Whenever for some reason I experience such ... mess in my head, my experience tells me that I should find an anchor-point. Something to focus on. Something that is positive, even if it doesn't feel like the answer to any of those problems, imagined or otherwise.
I think writing is a good start ...
So maybe this is stupid. Another false start. Another hope that won't really come to anything. Another groping in the dark.
But I have to keep this search up, after a story with art that I can do, at this point in my life, because I need to do such creativity.
I have to keep up the search.
Otherwise, what is there but to sit in the dark and wait for it to become all there is?
Reality is not able to conform to a neat narrative, but it is no harm being reminded in that ever so often.
But the surprises we have from living reality may often be combined into new narratives that make sense, when the old ones are gone or hard to see.
All it takes is a little flexibility of mind and ... lots of work.
There is an urge in us to search for the 'real', the single Cause, the Explanation.
But is it a 'bad' urge? To seek the 'real'? The 'true'? Etc. ... even though the real world so often turns out to be marvelously more complex?
I think it can be in so many situations - just open the news.
But ... there is also something beautiful in wanting to seek the real, the truth about a story or an event.

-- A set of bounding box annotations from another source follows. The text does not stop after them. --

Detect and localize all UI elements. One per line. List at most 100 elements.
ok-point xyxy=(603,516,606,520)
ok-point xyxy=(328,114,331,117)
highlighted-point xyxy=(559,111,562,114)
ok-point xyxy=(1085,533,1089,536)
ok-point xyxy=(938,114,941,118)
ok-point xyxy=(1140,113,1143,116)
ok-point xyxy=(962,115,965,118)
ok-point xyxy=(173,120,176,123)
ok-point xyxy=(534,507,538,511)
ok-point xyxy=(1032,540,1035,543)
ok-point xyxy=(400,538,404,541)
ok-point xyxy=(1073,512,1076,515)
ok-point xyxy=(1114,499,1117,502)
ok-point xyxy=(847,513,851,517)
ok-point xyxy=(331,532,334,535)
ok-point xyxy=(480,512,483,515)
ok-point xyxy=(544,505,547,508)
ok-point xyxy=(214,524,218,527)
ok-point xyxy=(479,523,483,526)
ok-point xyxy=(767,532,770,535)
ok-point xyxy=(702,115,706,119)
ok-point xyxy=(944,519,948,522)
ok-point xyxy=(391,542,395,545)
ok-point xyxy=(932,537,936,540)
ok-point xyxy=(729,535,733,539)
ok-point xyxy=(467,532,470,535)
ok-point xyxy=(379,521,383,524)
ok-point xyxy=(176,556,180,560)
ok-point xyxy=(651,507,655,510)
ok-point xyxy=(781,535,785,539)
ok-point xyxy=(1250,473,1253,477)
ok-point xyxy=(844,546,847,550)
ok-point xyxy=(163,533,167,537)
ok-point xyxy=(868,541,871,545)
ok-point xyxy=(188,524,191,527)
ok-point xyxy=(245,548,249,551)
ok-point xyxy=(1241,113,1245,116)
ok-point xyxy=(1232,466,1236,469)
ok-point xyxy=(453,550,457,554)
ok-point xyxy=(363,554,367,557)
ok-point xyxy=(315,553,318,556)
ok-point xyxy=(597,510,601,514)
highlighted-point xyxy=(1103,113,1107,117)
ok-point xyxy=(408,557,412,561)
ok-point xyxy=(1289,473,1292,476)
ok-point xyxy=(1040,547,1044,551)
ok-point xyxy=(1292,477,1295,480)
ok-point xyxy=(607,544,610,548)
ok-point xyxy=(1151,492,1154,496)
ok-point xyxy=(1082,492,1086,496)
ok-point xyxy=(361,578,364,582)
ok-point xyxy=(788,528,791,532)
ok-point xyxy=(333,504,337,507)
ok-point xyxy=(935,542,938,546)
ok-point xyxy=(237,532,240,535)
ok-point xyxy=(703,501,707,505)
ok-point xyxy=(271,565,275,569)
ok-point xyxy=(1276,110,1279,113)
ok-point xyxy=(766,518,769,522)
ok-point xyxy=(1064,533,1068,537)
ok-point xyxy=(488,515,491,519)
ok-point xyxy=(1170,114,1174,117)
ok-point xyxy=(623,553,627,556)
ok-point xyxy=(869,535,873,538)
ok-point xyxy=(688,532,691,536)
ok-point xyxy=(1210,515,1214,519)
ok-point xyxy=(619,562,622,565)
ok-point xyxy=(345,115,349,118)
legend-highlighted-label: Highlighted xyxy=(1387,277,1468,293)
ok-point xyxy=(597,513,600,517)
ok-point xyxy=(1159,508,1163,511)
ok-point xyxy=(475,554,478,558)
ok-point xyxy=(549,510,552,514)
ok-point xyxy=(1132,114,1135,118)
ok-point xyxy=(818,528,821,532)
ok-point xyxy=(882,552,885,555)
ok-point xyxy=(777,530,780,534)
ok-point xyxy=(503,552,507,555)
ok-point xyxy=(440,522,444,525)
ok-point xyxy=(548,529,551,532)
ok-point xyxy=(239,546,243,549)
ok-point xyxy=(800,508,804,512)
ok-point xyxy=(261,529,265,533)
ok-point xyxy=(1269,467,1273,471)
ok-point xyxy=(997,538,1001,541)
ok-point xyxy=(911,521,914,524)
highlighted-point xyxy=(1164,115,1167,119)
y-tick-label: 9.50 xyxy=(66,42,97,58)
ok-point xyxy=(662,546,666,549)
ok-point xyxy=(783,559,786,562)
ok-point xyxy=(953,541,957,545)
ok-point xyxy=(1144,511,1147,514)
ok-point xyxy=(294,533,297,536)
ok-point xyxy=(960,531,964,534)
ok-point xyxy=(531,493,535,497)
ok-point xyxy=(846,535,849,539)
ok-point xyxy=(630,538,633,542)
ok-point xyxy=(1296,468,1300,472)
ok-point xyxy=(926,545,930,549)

Perhaps that urge is not mine alone. To seek the 'true', the 'real', the 'first cause'.
It definitely is not.
And yes, it can be perverted and warped, esp. among closed-minded fanatics of all sorts, with or without gods.
But in this case ... it feels right.
Even if the truth turns out to be that the book of Robinson Crusoe shaped the story of Alex Selkirk and not the other way around.
Aside from acts of God and other knocks that life can give, such as health problems, I should still strive to create a system which earns me - by delivering something valuable to many people - and which I control. Otherwise I will still be swept away by everything that happens around me.
That goal is the single most important from now on.